Xanthoparmelia schmidtii
- Conservation status: Critically Imperiled (NatureServe)

Scientific classification
- Kingdom: Fungi
- Division: Ascomycota
- Class: Lecanoromycetes
- Order: Lecanorales
- Family: Parmeliaceae
- Genus: Xanthoparmelia
- Species: X. schmidtii
- Binomial name: Xanthoparmelia schmidtii Hale (1984)

= Xanthoparmelia schmidtii =

- Authority: Hale (1984)
- Conservation status: G1

Species of lichen found in the USA

Xanthoparmelia schmidtii is a lichen which belongs to the Xanthoparmelia genus. It is uncommon, and is listed as endangered by the Nature Conservatory.

== Description ==
This lichen grows on rocks. It is about 4–8 cm in diameter with dark yellowish green lobes which are approximately 0.1-0.2 mm wide, 0.1-0.6 mm high.

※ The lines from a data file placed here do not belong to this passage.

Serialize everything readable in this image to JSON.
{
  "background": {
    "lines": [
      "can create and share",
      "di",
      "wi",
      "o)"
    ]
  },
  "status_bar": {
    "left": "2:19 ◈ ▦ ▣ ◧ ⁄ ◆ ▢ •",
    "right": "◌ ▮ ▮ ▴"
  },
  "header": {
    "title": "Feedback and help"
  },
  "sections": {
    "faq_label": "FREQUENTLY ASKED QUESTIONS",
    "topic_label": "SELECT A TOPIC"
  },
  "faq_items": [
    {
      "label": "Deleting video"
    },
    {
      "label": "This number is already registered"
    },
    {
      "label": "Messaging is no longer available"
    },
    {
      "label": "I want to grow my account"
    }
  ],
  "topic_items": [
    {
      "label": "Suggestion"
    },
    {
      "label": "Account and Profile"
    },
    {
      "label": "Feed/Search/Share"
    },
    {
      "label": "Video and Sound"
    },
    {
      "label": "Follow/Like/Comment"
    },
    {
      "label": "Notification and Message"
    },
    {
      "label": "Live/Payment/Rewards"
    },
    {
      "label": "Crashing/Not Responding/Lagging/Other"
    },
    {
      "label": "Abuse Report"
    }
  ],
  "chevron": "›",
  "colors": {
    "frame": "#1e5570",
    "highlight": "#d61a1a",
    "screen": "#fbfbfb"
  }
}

It has moderately patchy rhizines on the underside that are 0.3-0.6mm long and are pale to dark brown in color. Ithas the appearance of being a hybrid species, as its chemical makeup is unique to the foothill region of the Sierra Nevada.

== Habitat and range ==
It is found in the US state of California.